Notifying Internal Stakeholders
The following are a set of principles for how you notify internal stakeholders of failures differently than external stakeholders.
- In general, internal stakeholders require as much information as possible about a failure and the format in which that information gets presented is less important.
- Internal stakeholders can be provided details that assume or communicate internal knowledge of your product architecture.
- Internal stakeholders must absolutely be concerned about infrastructure and application failures.
- The extent to which internal stakeholders are concerned about endpoint or data failures depends on obligations to the customer.
- For an internal view of the health of the integration portfolio, internal stakeholders need broad, aggregated information and specific failures at specific data points.

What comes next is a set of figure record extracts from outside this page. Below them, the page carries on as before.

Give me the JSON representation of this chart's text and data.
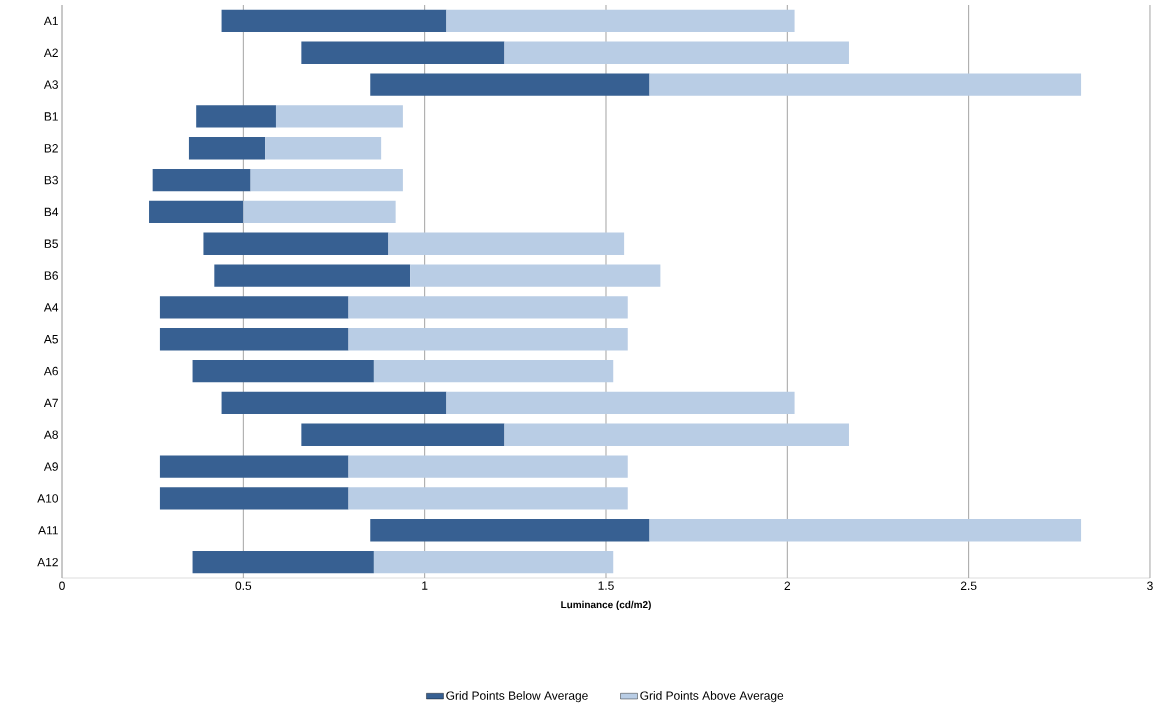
{
  "chart_data": {
    "type": "bar",
    "orientation": "horizontal",
    "categories": [
      "A1",
      "A2",
      "A3",
      "B1",
      "B2",
      "B3",
      "B4",
      "B5",
      "B6",
      "A4",
      "A5",
      "A6",
      "A7",
      "A8",
      "A9",
      "A10",
      "A11",
      "A12"
    ],
    "series": [
      {
        "name": "Grid Points Below Average",
        "color": "#376092",
        "base": [
          0.44,
          0.66,
          0.85,
          0.37,
          0.35,
          0.25,
          0.24,
          0.39,
          0.42,
          0.27,
          0.27,
          0.36,
          0.44,
          0.66,
          0.27,
          0.27,
          0.85,
          0.36
        ],
        "values": [
          0.62,
          0.56,
          0.77,
          0.22,
          0.21,
          0.27,
          0.26,
          0.51,
          0.54,
          0.52,
          0.52,
          0.5,
          0.62,
          0.56,
          0.52,
          0.52,
          0.77,
          0.5
        ]
      },
      {
        "name": "Grid Points Above Average",
        "color": "#b9cde5",
        "base": [
          1.06,
          1.22,
          1.62,
          0.59,
          0.56,
          0.52,
          0.5,
          0.9,
          0.96,
          0.79,
          0.79,
          0.86,
          1.06,
          1.22,
          0.79,
          0.79,
          1.62,
          0.86
        ],
        "values": [
          0.96,
          0.95,
          1.19,
          0.35,
          0.32,
          0.42,
          0.42,
          0.65,
          0.69,
          0.77,
          0.77,
          0.66,
          0.96,
          0.95,
          0.77,
          0.77,
          1.19,
          0.66
        ]
      }
    ],
    "xlim": [
      0,
      3
    ],
    "xticks": [
      0,
      0.5,
      1,
      1.5,
      2,
      2.5,
      3
    ],
    "xlabel": "Luminance (cd/m2)",
    "grid": "x",
    "legend": "bottom"
  }
}
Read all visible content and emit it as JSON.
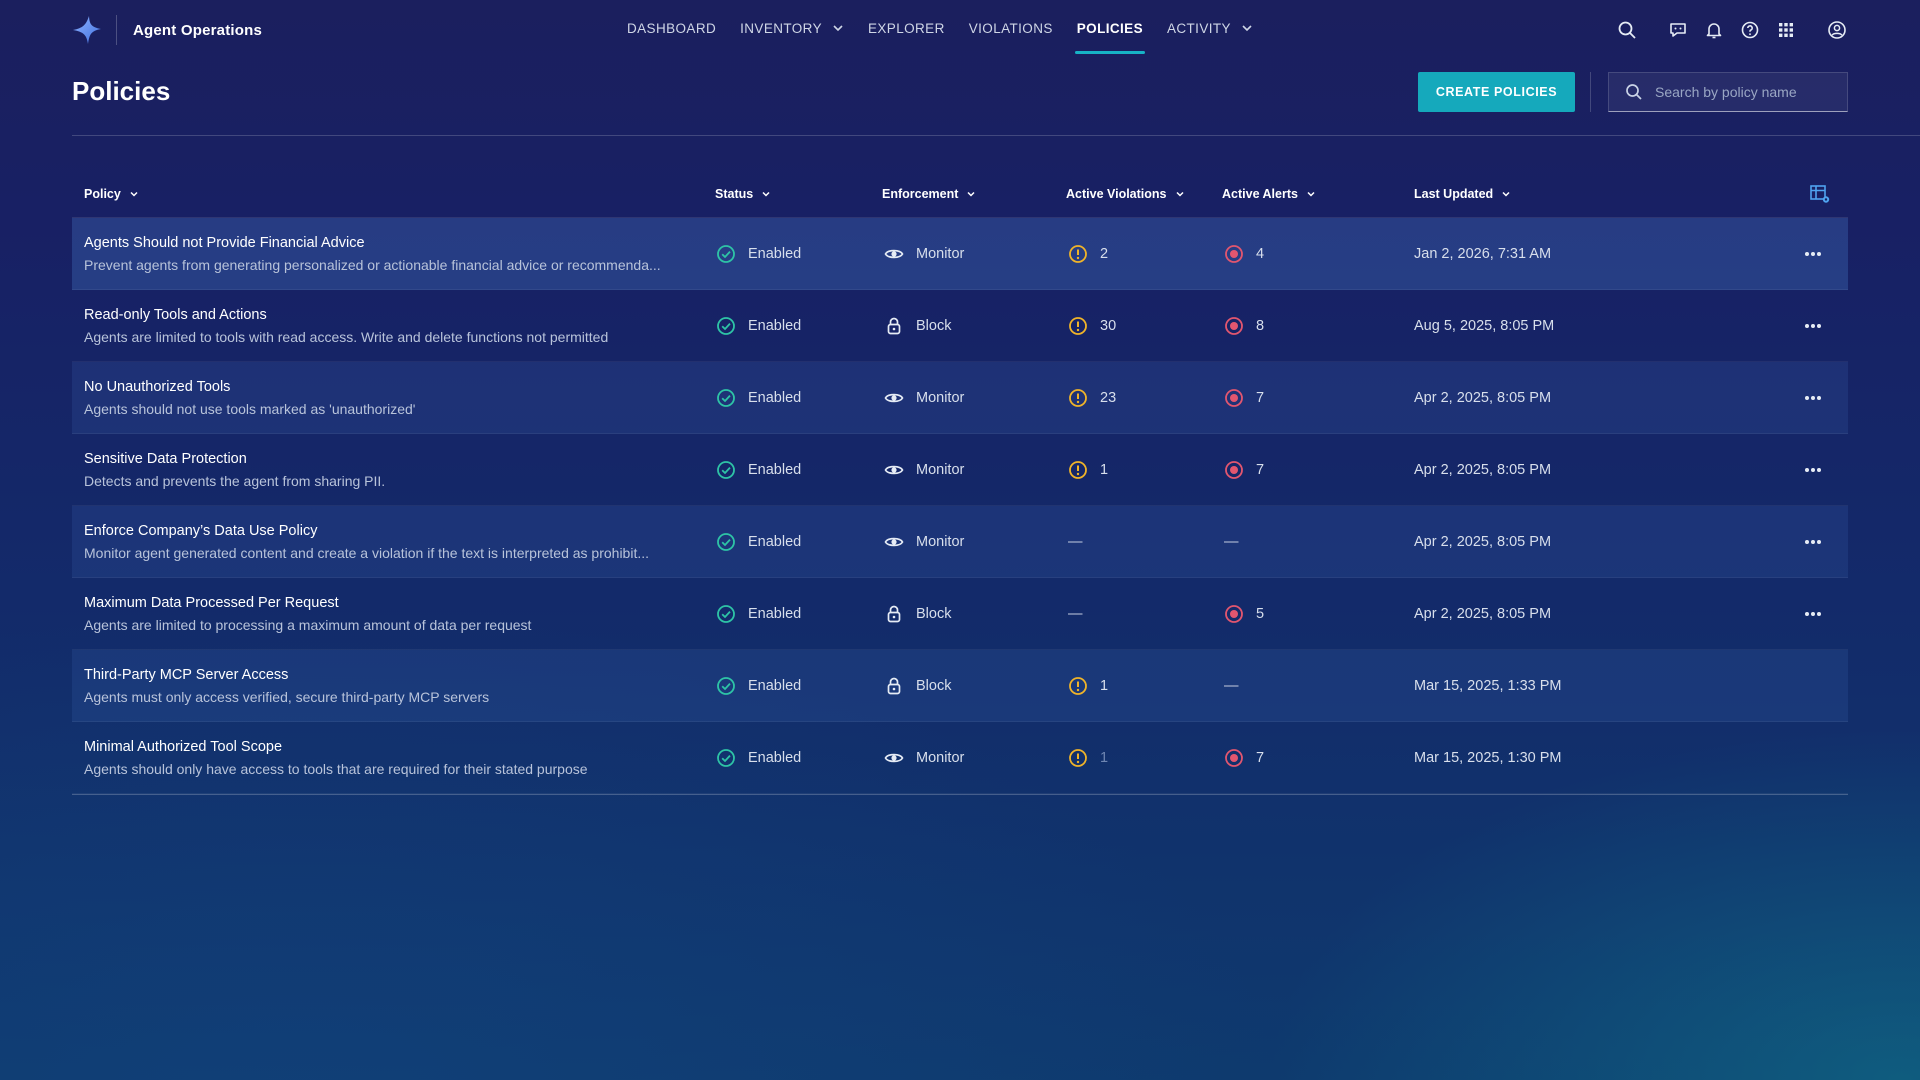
{
  "app": {
    "name": "Agent Operations"
  },
  "nav": {
    "items": [
      {
        "label": "DASHBOARD",
        "has_menu": false,
        "active": false
      },
      {
        "label": "INVENTORY",
        "has_menu": true,
        "active": false
      },
      {
        "label": "EXPLORER",
        "has_menu": false,
        "active": false
      },
      {
        "label": "VIOLATIONS",
        "has_menu": false,
        "active": false
      },
      {
        "label": "POLICIES",
        "has_menu": false,
        "active": true
      },
      {
        "label": "ACTIVITY",
        "has_menu": true,
        "active": false
      }
    ]
  },
  "top_icons": [
    "search-icon",
    "assistant-chat-icon",
    "bell-icon",
    "help-icon",
    "apps-grid-icon",
    "user-account-icon"
  ],
  "page": {
    "title": "Policies",
    "create_button": "CREATE POLICIES",
    "search_placeholder": "Search by policy name"
  },
  "table": {
    "columns": {
      "policy": "Policy",
      "status": "Status",
      "enforcement": "Enforcement",
      "violations": "Active Violations",
      "alerts": "Active Alerts",
      "updated": "Last Updated"
    },
    "rows": [
      {
        "name": "Agents Should not Provide Financial Advice",
        "description": "Prevent agents from generating personalized or actionable financial advice or recommenda...",
        "status": "Enabled",
        "enforcement": "Monitor",
        "violations": "2",
        "alerts": "4",
        "updated": "Jan 2, 2026, 7:31 AM",
        "has_menu": true
      },
      {
        "name": "Read-only Tools and Actions",
        "description": "Agents are limited to tools with read access. Write and delete functions not permitted",
        "status": "Enabled",
        "enforcement": "Block",
        "violations": "30",
        "alerts": "8",
        "updated": "Aug 5, 2025, 8:05 PM",
        "has_menu": true
      },
      {
        "name": "No Unauthorized Tools",
        "description": "Agents should not use tools marked as 'unauthorized'",
        "status": "Enabled",
        "enforcement": "Monitor",
        "violations": "23",
        "alerts": "7",
        "updated": "Apr 2, 2025, 8:05 PM",
        "has_menu": true
      },
      {
        "name": "Sensitive Data Protection",
        "description": "Detects and prevents the agent from sharing PII.",
        "status": "Enabled",
        "enforcement": "Monitor",
        "violations": "1",
        "alerts": "7",
        "updated": "Apr 2, 2025, 8:05 PM",
        "has_menu": true
      },
      {
        "name": "Enforce Company’s Data Use Policy",
        "description": "Monitor agent generated content and create a violation if the text is interpreted as prohibit...",
        "status": "Enabled",
        "enforcement": "Monitor",
        "violations": "—",
        "alerts": "—",
        "updated": "Apr 2, 2025, 8:05 PM",
        "has_menu": true
      },
      {
        "name": "Maximum Data Processed Per Request",
        "description": "Agents are limited to processing a maximum amount of data per request",
        "status": "Enabled",
        "enforcement": "Block",
        "violations": "—",
        "alerts": "5",
        "updated": "Apr 2, 2025, 8:05 PM",
        "has_menu": true
      },
      {
        "name": "Third-Party MCP Server Access",
        "description": "Agents must only access verified, secure third-party MCP servers",
        "status": "Enabled",
        "enforcement": "Block",
        "violations": "1",
        "alerts": "—",
        "updated": "Mar 15, 2025, 1:33 PM",
        "has_menu": false
      },
      {
        "name": "Minimal Authorized Tool Scope",
        "description": "Agents should only have access to tools that are required for their stated purpose",
        "status": "Enabled",
        "enforcement": "Monitor",
        "violations": "1",
        "alerts": "7",
        "updated": "Mar 15, 2025, 1:30 PM",
        "has_menu": false
      }
    ]
  },
  "colors": {
    "accent": "#15a9bc",
    "enabled": "#2ec4a6",
    "violation": "#f0b429",
    "alert": "#e2566f"
  }
}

- Internal stakeholders are often notified by ticketing workflows and other processes that are adjacent to any monitoring that is occurring.
Notifying External Stakeholders
The following are a set of principles for how you notify external stakeholders of failures differently than internal stakeholders.
- External stakeholders must be notified of integration failures to a degree and through a channel that matches their customer experience. That could include a high level of detail or very little detail. It could all happen behind the scenes.
- External stakeholders aren’t primarily concerned with the health of an integration. They are concerned with how its health impacts their business operations.
- You should be cautious of exposing too much information about the internal architecture of your application or integration framework when notifying external stakeholders.